The magnitude of the study's findings is immense, and the future clinical implications of this work are theoretically far-reaching for many types of retinal diseases that rob their victims of their sight – sometimes slowly, sometimes very rapidly – diseases which at present have few or no treatment options. 

“Our initial findings are robust and very encouraging,” says Dr. Sahel. “But the research is far from over. Our team is enthusiastically moving forward with our studies.”

Dr. Sahel's team in the future will likely examine the feasibility of using different light-sensing proteins in their gene therapy approach. It is possible that more sensitive proteins can be engineered in the future, ones that may have a response to light across a broader spectrum of the visible range for humans or proteins that require fewer total photons to stimulate their activity. Proteins may be modified so that they can express or accept a wider dynamic range of light-sensing capabilities, and the light stimulating goggles that are currently required as part of the therapy may go through iterative engineering phases to improve their capabilities, a process that has already occurred in order to enhance the edge detection capabilities of the camera systems in the device.

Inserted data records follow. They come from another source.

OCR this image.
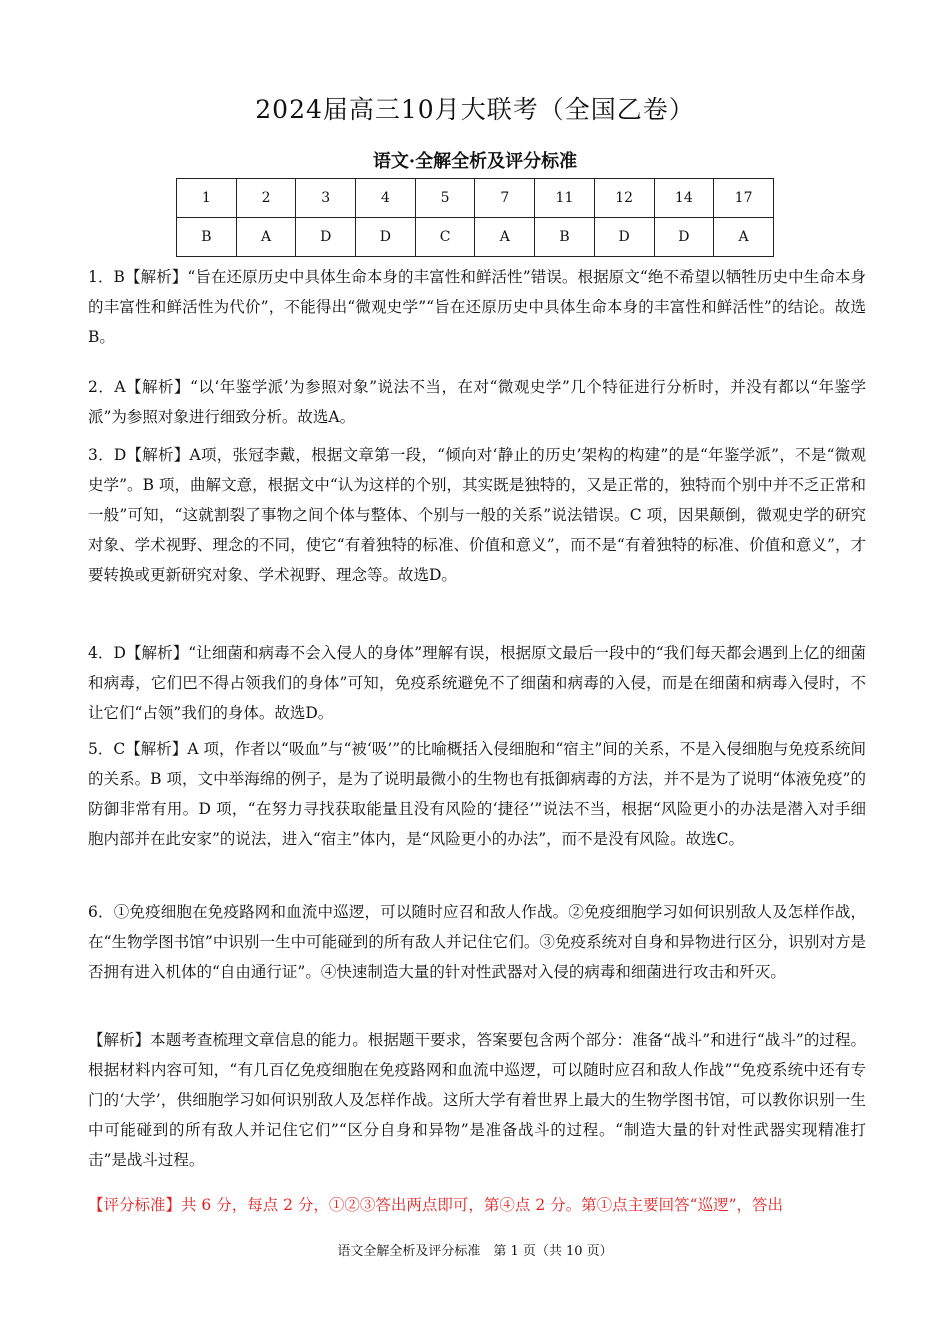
2024届高三10月大联考（全国乙卷）
语文·全解全析及评分标准
1	2	3	4	5	7	11	12	14	17
B	A	D	D	C	A	B	D	D	A
1．B【解析】“旨在还原历史中具体生命本身的丰富性和鲜活性”错误。根据原文“绝不希望以牺牲历史中生命本身的丰富性和鲜活性为代价”，不能得出“微观史学”“旨在还原历史中具体生命本身的丰富性和鲜活性”的结论。故选B。
2．A【解析】“以‘年鉴学派’为参照对象”说法不当，在对“微观史学”几个特征进行分析时，并没有都以“年鉴学派”为参照对象进行细致分析。故选A。
3．D【解析】A项，张冠李戴，根据文章第一段，“倾向对‘静止的历史’架构的构建”的是“年鉴学派”，不是“微观史学”。B 项，曲解文意，根据文中“认为这样的个别，其实既是独特的，又是正常的，独特而个别中并不乏正常和一般”可知，“这就割裂了事物之间个体与整体、个别与一般的关系”说法错误。C 项，因果颠倒，微观史学的研究对象、学术视野、理念的不同，使它“有着独特的标准、价值和意义”，而不是“有着独特的标准、价值和意义”，才要转换或更新研究对象、学术视野、理念等。故选D。
4．D【解析】“让细菌和病毒不会入侵人的身体”理解有误，根据原文最后一段中的“我们每天都会遇到上亿的细菌和病毒，它们巴不得占领我们的身体”可知，免疫系统避免不了细菌和病毒的入侵，而是在细菌和病毒入侵时，不让它们“占领”我们的身体。故选D。
5．C【解析】A 项，作者以“吸血”与“被‘吸’”的比喻概括入侵细胞和“宿主”间的关系，不是入侵细胞与免疫系统间的关系。B 项，文中举海绵的例子，是为了说明最微小的生物也有抵御病毒的方法，并不是为了说明“体液免疫”的防御非常有用。D 项，“在努力寻找获取能量且没有风险的‘捷径’”说法不当，根据“风险更小的办法是潜入对手细胞内部并在此安家”的说法，进入“宿主”体内，是“风险更小的办法”，而不是没有风险。故选C。
6．①免疫细胞在免疫路网和血流中巡逻，可以随时应召和敌人作战。②免疫细胞学习如何识别敌人及怎样作战，在“生物学图书馆”中识别一生中可能碰到的所有敌人并记住它们。③免疫系统对自身和异物进行区分，识别对方是否拥有进入机体的“自由通行证”。④快速制造大量的针对性武器对入侵的病毒和细菌进行攻击和歼灭。
【解析】本题考查梳理文章信息的能力。根据题干要求，答案要包含两个部分：准备“战斗”和进行“战斗”的过程。根据材料内容可知，“有几百亿免疫细胞在免疫路网和血流中巡逻，可以随时应召和敌人作战”“免疫系统中还有专门的‘大学’，供细胞学习如何识别敌人及怎样作战。这所大学有着世界上最大的生物学图书馆，可以教你识别一生中可能碰到的所有敌人并记住它们”“区分自身和异物”是准备战斗的过程。“制造大量的针对性武器实现精准打击”是战斗过程。
【评分标准】共 6 分，每点 2 分，①②③答出两点即可，第④点 2 分。第①点主要回答“巡逻”，答出
语文全解全析及评分标准　第 1 页（共 10 页）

"It is important to realize that our current PIONEER study is an early phase clinical trial to evaluate safety and efficacy. This is the beginning, but as our findings show, we see much promise for this therapeutic approach. Our PIONEER trial is ongoing. We are evaluating other subjects that were enrolled in the study and who received higher doses of the gene therapy product," says Dr. Martel. "We are also actively studying the long-term effects in terms of both efficacy and safety. Successes in these aims will be crucial to advance our trials in the future and expand upon the findings. Our post-treatment vision assessments were derailed a bit due to the COVID-19 pandemic, and while not thrilled by the delays we have experienced, we are hopeful that our studies will resume in a more normal fashion as the pandemic is curtailed."

For example, it is not known at present if multiple injections of the gene therapy are required over time to maintain efficacy or response or if a single dose and its effects can persist over many years or decades.

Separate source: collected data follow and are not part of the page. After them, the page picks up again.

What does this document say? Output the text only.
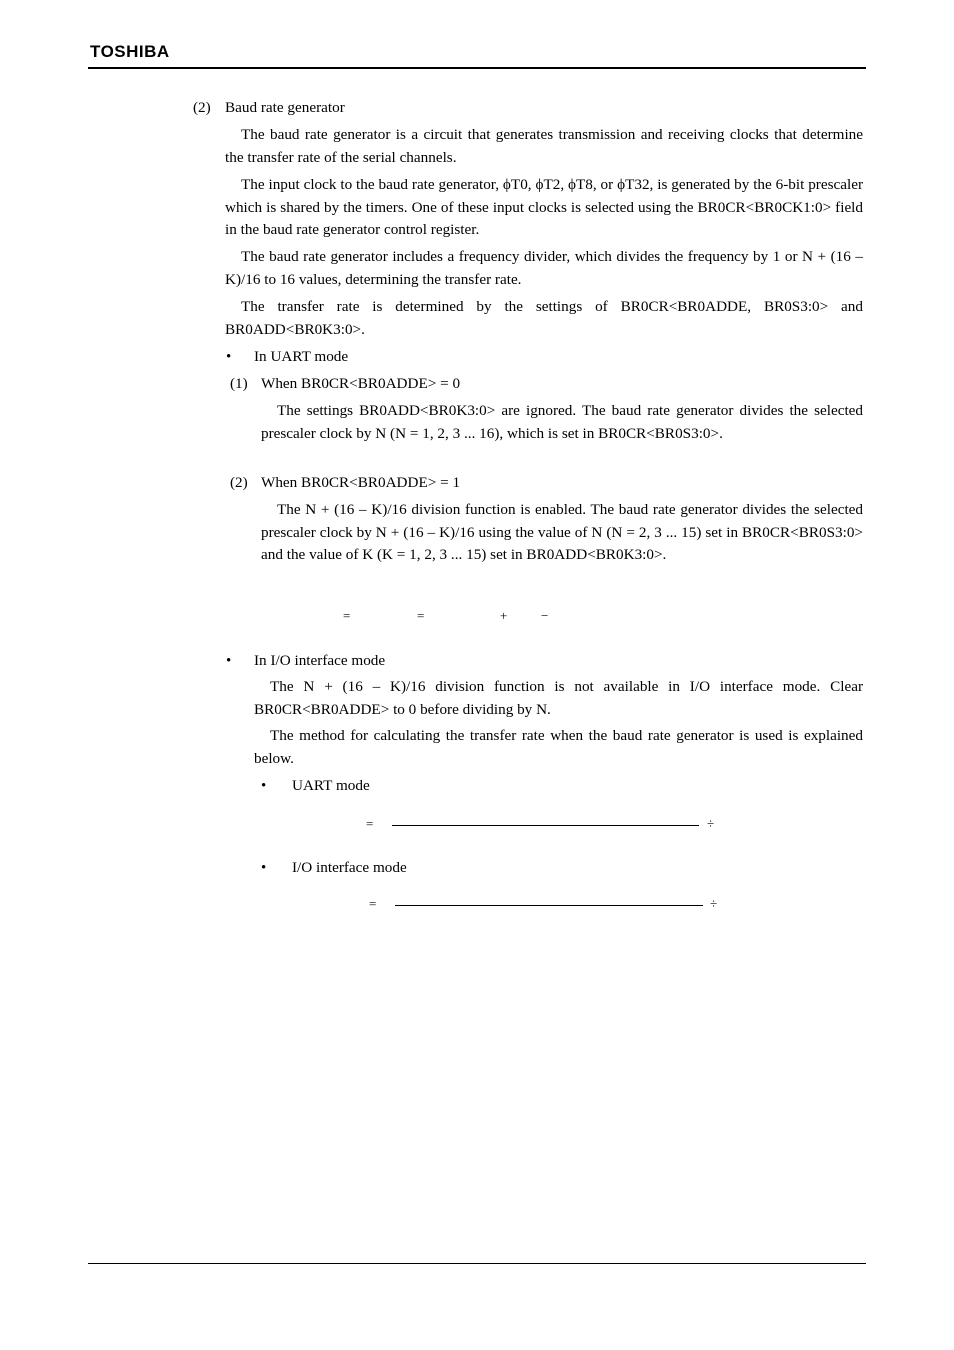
TOSHIBA
(2) Baud rate generator
The baud rate generator is a circuit that generates transmission and receiving clocks that determine the transfer rate of the serial channels.
The input clock to the baud rate generator, ϕT0, ϕT2, ϕT8, or ϕT32, is generated by the 6-bit prescaler which is shared by the timers. One of these input clocks is selected using the BR0CR<BR0CK1:0> field in the baud rate generator control register.
The baud rate generator includes a frequency divider, which divides the frequency by 1 or N + (16 – K)/16 to 16 values, determining the transfer rate.
The transfer rate is determined by the settings of BR0CR<BR0ADDE, BR0S3:0> and BR0ADD<BR0K3:0>.
• In UART mode
(1) When BR0CR<BR0ADDE> = 0
The settings BR0ADD<BR0K3:0> are ignored. The baud rate generator divides the selected prescaler clock by N (N = 1, 2, 3 ... 16), which is set in BR0CR<BR0S3:0>.
(2) When BR0CR<BR0ADDE> = 1
The N + (16 – K)/16 division function is enabled. The baud rate generator divides the selected prescaler clock by N + (16 – K)/16 using the value of N (N = 2, 3 ... 15) set in BR0CR<BR0S3:0> and the value of K (K = 1, 2, 3 ... 15) set in BR0ADD<BR0K3:0>.
=	=	+	−
• In I/O interface mode
The N + (16 – K)/16 division function is not available in I/O interface mode. Clear BR0CR<BR0ADDE> to 0 before dividing by N.
The method for calculating the transfer rate when the baud rate generator is used is explained below.
• UART mode
=	÷
• I/O interface mode
=	÷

"Of course, we receive many questions about how fast the work will progress and be translatable to the clinic, and in what ways we can layer on or add to a complete restoration of vision, for example, with color vision, or whether or not the goggles that our subjects currently wear in our studies will always be required with this type of therapy. The answers, of course, are that we are not sure. Our priority right now is to continue with the current line of research studying the safety and efficacy of the regimen, the durability of response over time, and working to increase the visual acuity and dynamic range that our therapeutic approach seems to offer," says Dr. Sahel.

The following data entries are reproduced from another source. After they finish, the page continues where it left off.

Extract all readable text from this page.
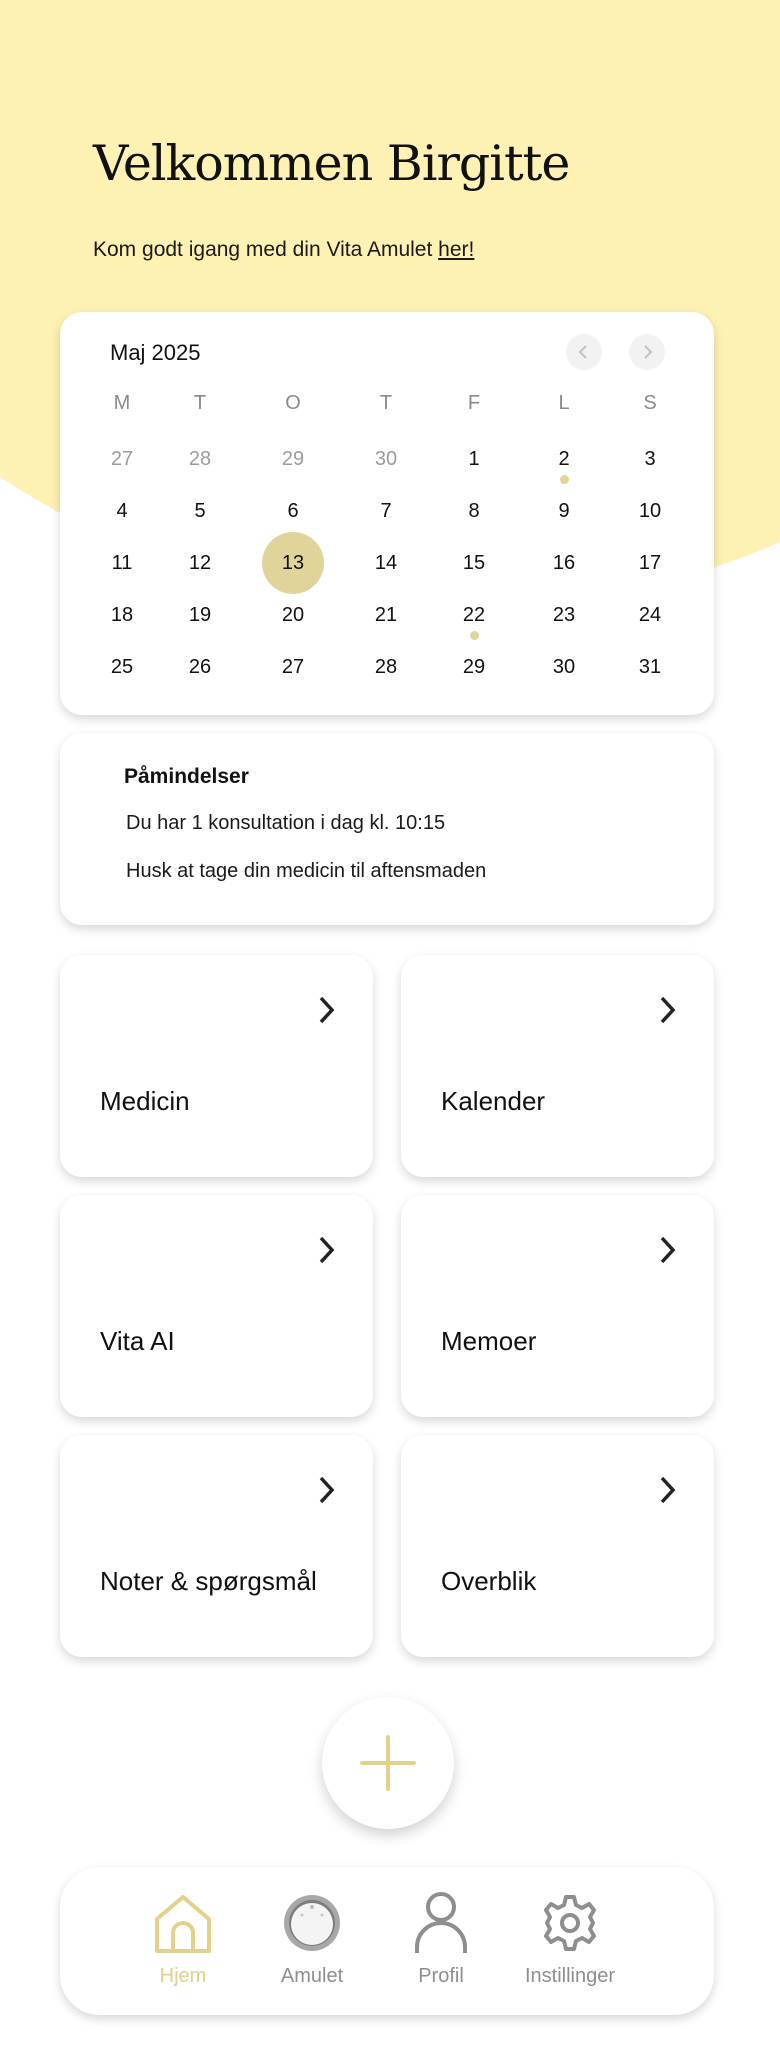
Velkommen Birgitte
Kom godt igang med din Vita Amulet her!
Maj 2025
M	T	O	T	F	L	S
27	28	29	30	1	2	3
4	5	6	7	8	9	10
11	12	13	14	15	16	17
18	19	20	21	22	23	24
25	26	27	28	29	30	31
Påmindelser
Du har 1 konsultation i dag kl. 10:15
Husk at tage din medicin til aftensmaden
Medicin	Kalender
Vita AI	Memoer
Noter & spørgsmål	Overblik
Hjem	Amulet	Profil	Instillinger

The long-term clinical implications of this research are unambiguous: a person who has lost the ability to see or a portion of their sight can in some respects see again. Perhaps it will turn out that only portions of vision can be restored through this type of therapeutic approach, or the restoration of the full experience of what is considered "normal" vision may not be achievable for many generations, or that only some patients will have responses to the therapy. These are all unknown or hypothetical questions, but they do not detract from the monumental achievement Drs. Sahel, Martel, and colleagues have brought to the world, one that eagerly awaits news of their progress and continued success.